This story first appeared in the second annual Watches supplement to the Dec. 6 issue of The Hollywood Reporter magazine.
Austrian daredevil Felix Baumgartner wears luxury watchmaker Zenith's El Primero Stratos Flyback Striking 10th on his supersonic free fall from near space. Rolex burnishes its reputation for chic durability by lashing a custom Deepsea Challenge to James Cameron's submarine before it dives 10,898 meters to the bottom of the Mariana Trench. Jaeger-LeCoultre signs up Clive Owen and Diane Kruger; TAG Heuer snags Leonardo DiCaprio and Maria Sharapova. It's all part of an arms race among watchmakers to align brands with celebrities who possess enough -- and the right type of -- star power to enhance marques that are already perceived as exalted and expensive.
Watchmakers choose their faces carefully, striving to match a brand's ethos to those of celebrities and their fans. Some are called ambassadors, others spokespersons or "friends of the brand," and their deals and compensation vary widely -- from free watches and travel to promotional events and checks in the millions.
Baumgartner was a good fit for Zenith -- whose most expensive watch, the men's Academy, fetches $90,000 -- because "Zenith has always associated its name with the spirit of adventure," says Katie Kinsella of Kinney + Kinsella, which handles marketing for luxury watch brands.
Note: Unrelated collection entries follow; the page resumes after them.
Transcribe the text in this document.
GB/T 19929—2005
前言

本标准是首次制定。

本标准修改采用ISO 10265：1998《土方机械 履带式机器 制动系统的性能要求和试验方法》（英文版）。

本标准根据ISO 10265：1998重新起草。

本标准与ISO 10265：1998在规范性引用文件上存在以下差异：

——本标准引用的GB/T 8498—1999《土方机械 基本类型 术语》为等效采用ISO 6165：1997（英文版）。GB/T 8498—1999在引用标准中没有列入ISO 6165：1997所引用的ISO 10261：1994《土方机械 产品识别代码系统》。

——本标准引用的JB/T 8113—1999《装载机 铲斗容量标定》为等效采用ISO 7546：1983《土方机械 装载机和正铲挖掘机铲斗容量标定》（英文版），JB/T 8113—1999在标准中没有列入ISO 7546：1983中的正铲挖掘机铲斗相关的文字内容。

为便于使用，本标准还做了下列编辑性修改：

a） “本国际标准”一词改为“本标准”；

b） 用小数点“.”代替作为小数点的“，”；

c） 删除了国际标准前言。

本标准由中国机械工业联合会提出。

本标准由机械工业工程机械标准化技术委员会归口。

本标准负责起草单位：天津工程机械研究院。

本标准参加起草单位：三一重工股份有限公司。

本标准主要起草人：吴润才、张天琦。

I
Presumably that association includes adventurer Ryan Seacrest, who wears Zenith's Captain Winsor Chronograph on American Idol.
For TAG Heuer, DiCaprio and Sharapova lend cachet to a brand that's priced considerably lower than other luxury watches, and they participate in the design of their namesake models. DiCaprio helped design a custom link to benefit the Natural Resources Defense Council (though he wore a rose gold TAG Heuer Carrera 1887 to The Great Gatsby premiere in May). Similarly, Omega partnered with Daniel Craig on the Hour Vision Blue watch to benefit the blindness-prevention organization Orbis International, which the actor supports.
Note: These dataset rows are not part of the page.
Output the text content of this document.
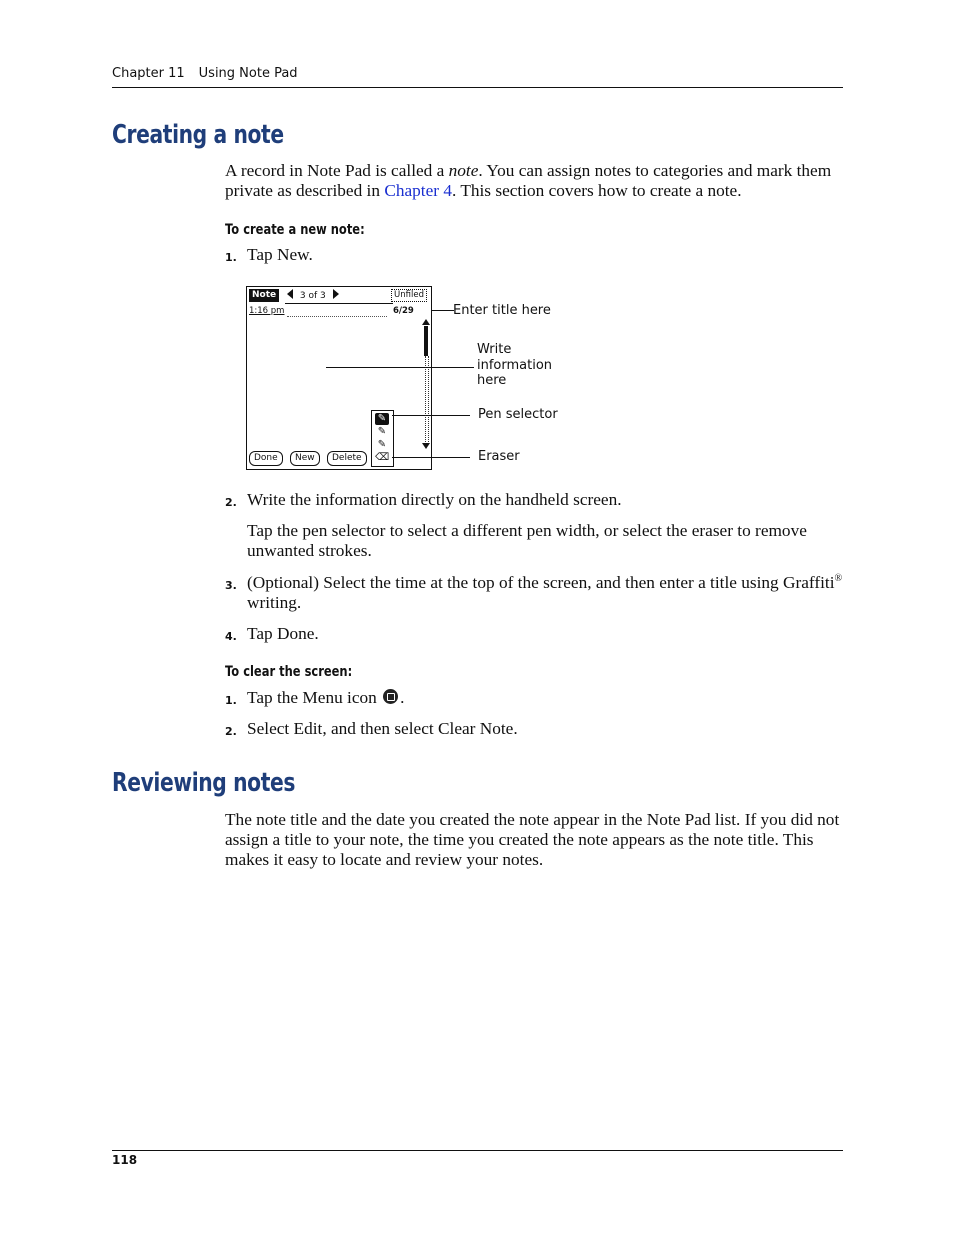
Chapter 11 Using Note Pad
Creating a note

A record in Note Pad is called a note. You can assign notes to categories and mark them private as described in Chapter 4. This section covers how to create a note.

To create a new note:
1. Tap New.
Note	3 of 3	Unfiled
1:16 pm	6/29
✎
✎
✎
⌫
Done	New	Delete
Enter title here
Write
information
here
Pen selector
Eraser
2. Write the information directly on the handheld screen.
Tap the pen selector to select a different pen width, or select the eraser to remove unwanted strokes.
3. (Optional) Select the time at the top of the screen, and then enter a title using Graffiti® writing.
4. Tap Done.
To clear the screen:
1. Tap the Menu icon .
2. Select Edit, and then select Clear Note.
Reviewing notes

The note title and the date you created the note appear in the Note Pad list. If you did not assign a title to your note, the time you created the note appears as the note title. This makes it easy to locate and review your notes.

118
Longines calls its celebs "ambassadors of elegance" -- they include Kate Winslet, Bollywood actress Aishwarya Rai Bachchan and tennis greats (and real-life couple) Andre Agassi and Steffi Graf. In one of his first ambassadorship duties, Simon Baker introduced the Saint-Imier Collection in summer 2012 at the famed Prix de Diane Longines horse race in Chantilly, France.
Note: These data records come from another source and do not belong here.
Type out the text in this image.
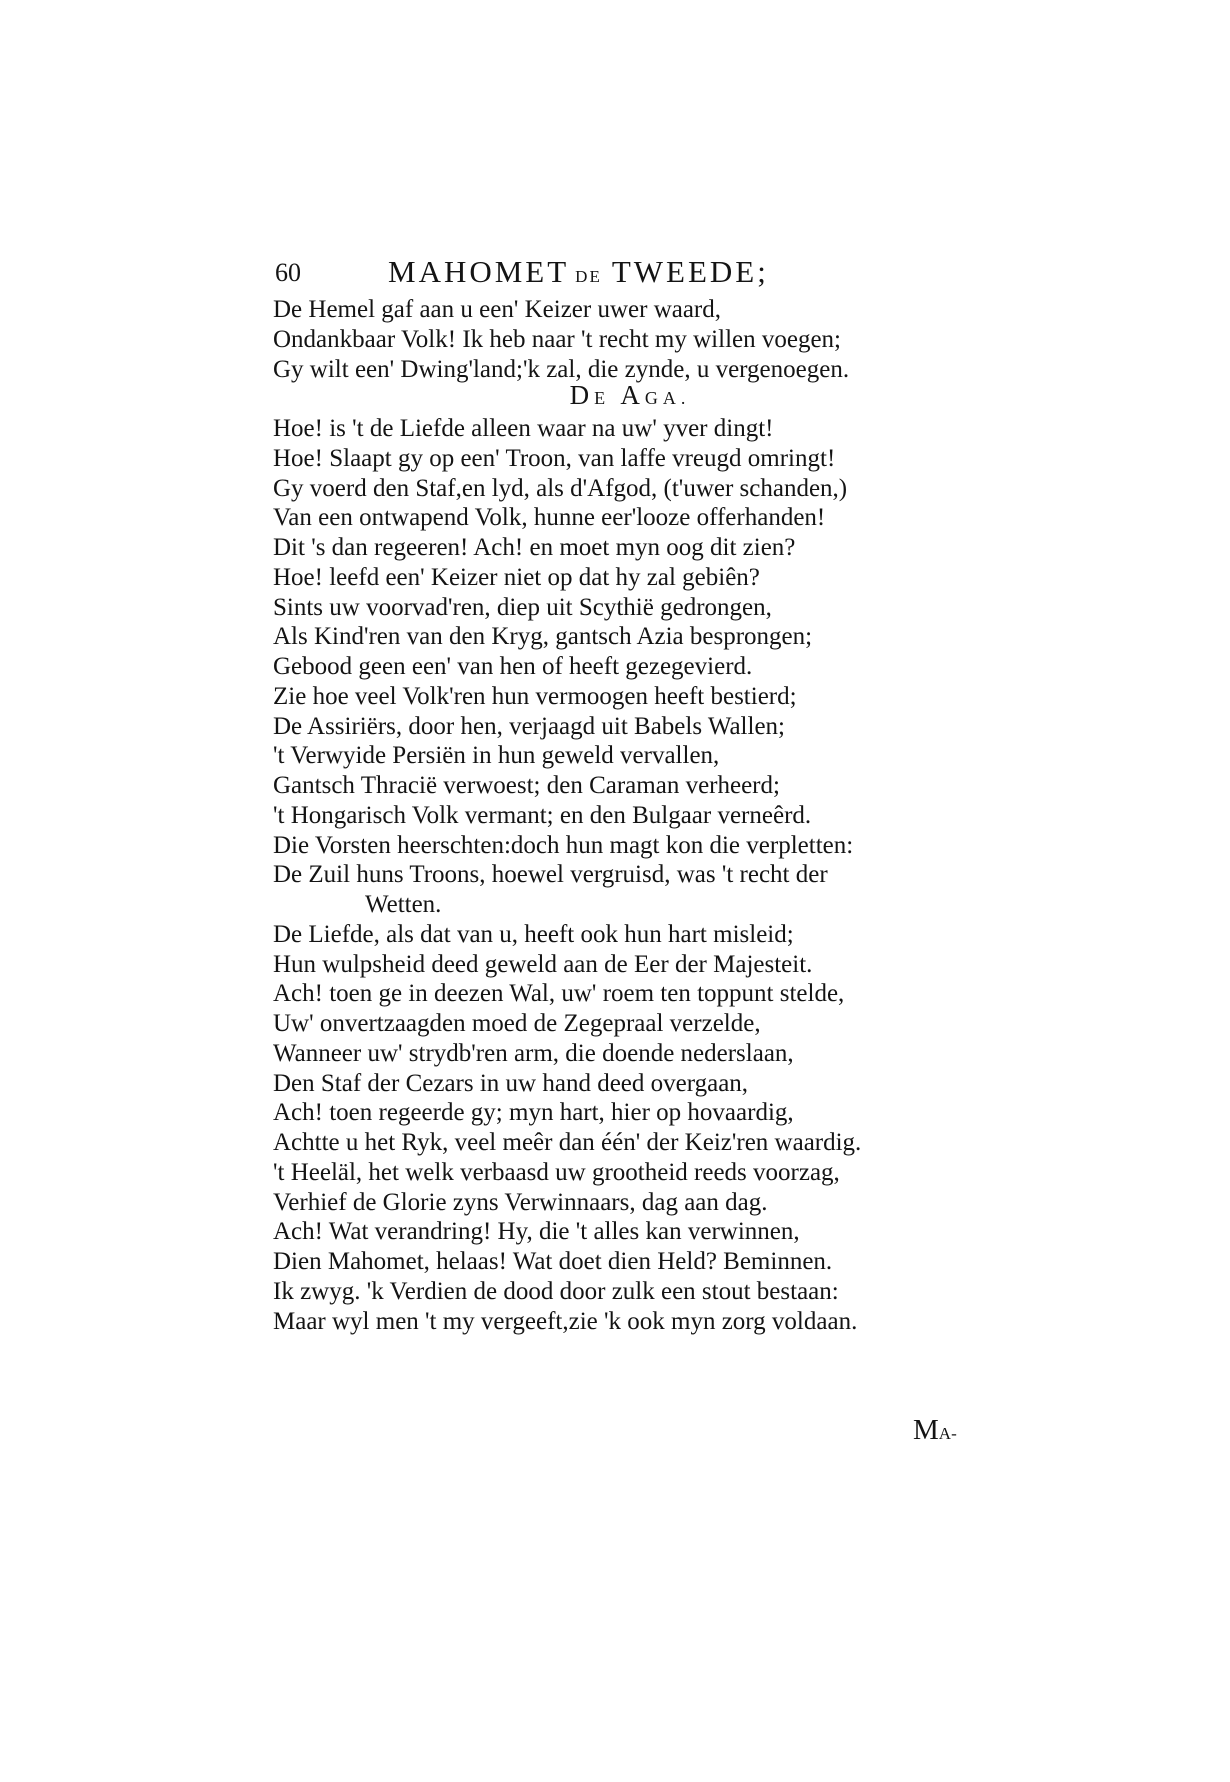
60	MAHOMET DE TWEEDE;
De Hemel gaf aan u een' Keizer uwer waard,
Ondankbaar Volk! Ik heb naar 't recht my willen voegen;
Gy wilt een' Dwing'land;'k zal, die zynde, u vergenoegen.
Hoe! is 't de Liefde alleen waar na uw' yver dingt!
Hoe! Slaapt gy op een' Troon, van laffe vreugd omringt!
Gy voerd den Staf,en lyd, als d'Afgod, (t'uwer schanden,)
Van een ontwapend Volk, hunne eer'looze offerhanden!
Dit 's dan regeeren! Ach! en moet myn oog dit zien?
Hoe! leefd een' Keizer niet op dat hy zal gebiên?
Sints uw voorvad'ren, diep uit Scythië gedrongen,
Als Kind'ren van den Kryg, gantsch Azia besprongen;
Gebood geen een' van hen of heeft gezegevierd.
Zie hoe veel Volk'ren hun vermoogen heeft bestierd;
De Assiriërs, door hen, verjaagd uit Babels Wallen;
't Verwyide Persiën in hun geweld vervallen,
Gantsch Thracië verwoest; den Caraman verheerd;
't Hongarisch Volk vermant; en den Bulgaar verneêrd.
Die Vorsten heerschten:doch hun magt kon die verpletten:
De Zuil huns Troons, hoewel vergruisd, was 't recht der
Wetten.
De Liefde, als dat van u, heeft ook hun hart misleid;
Hun wulpsheid deed geweld aan de Eer der Majesteit.
Ach! toen ge in deezen Wal, uw' roem ten toppunt stelde,
Uw' onvertzaagden moed de Zegepraal verzelde,
Wanneer uw' strydb'ren arm, die doende nederslaan,
Den Staf der Cezars in uw hand deed overgaan,
Ach! toen regeerde gy; myn hart, hier op hovaardig,
Achtte u het Ryk, veel meêr dan één' der Keiz'ren waardig.
't Heeläl, het welk verbaasd uw grootheid reeds voorzag,
Verhief de Glorie zyns Verwinnaars, dag aan dag.
Ach! Wat verandring! Hy, die 't alles kan verwinnen,
Dien Mahomet, helaas! Wat doet dien Held? Beminnen.
Ik zwyg. 'k Verdien de dood door zulk een stout bestaan:
Maar wyl men 't my vergeeft,zie 'k ook myn zorg voldaan.
DE AGA.
MA-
IWC integrates watches worn by its celebrity ambassadors -- including Kevin Spacey, Eric Dane and Matthew Fox -- directly into their screen work. Spacey's Frank Underwood can be seen wearing IWC timepieces on Netflix's House of Cards. This season, the brand's Big Pilot's Watch supplanted Panerai on the wrist of Josh Charles' alpha attorney Will Gardner on CBS' The Good Wife. IWC says it never pays for placements and that the watches are loaners, to be given back after shooting.
Watchmakers are cagey about the subject, but brand ambassadors typically are compensated with, at the very least, free watches. Owen chose Jaeger-LeCoultre's Duometre a Chronographe, and Kruger, given a Reverso by her mother when she was 18, wears the new Rendez-Vous (she also stars in the Jaeger-sponsored one-minute film Reinvent Yourself).
Watch brands don't break out the terms of their sponsorship deals, but aside from free merchandise, they usually involve compulsory travel to such big Swiss trade shows as Baselworld and SIHH, as well as corporate events. When cash is involved, it is as likely to go to a celebrity's charitable foundation or to a cause he or she supports as into their pockets.
But the game of watch ambassadorship is not to be taken lightly -- case in point, Charlize Theron. According to documents released by The Smoking Gun, in 2005, the actress was paid $3 million to promote Raymond Weil's Shine watch collection. In 2008, she was slapped with a $20 million breach-of-contract lawsuit. Her crime: getting caught -- and photographed -- wearing a Dior watch at an event. (The suit was settled out of court.)
But watch ambassadorship usually is a lot less acrimonious. IWC approached Dane eight years ago after noticing he wore one of its watches on a photo shoot. He has been a brand ambassador ever since. "I was a watch fan to begin with, and I always loved what they were doing," says Dane. "I'm wearing the Top Gun Miramar right now." He notes the benefits of IWC ambassadorship extend beyond watches: "It may have started out as business, but for me now, it's less about the watches and more about the friendships I've made. I go to their parties, and let me tell you -- IWC, they throw great parties."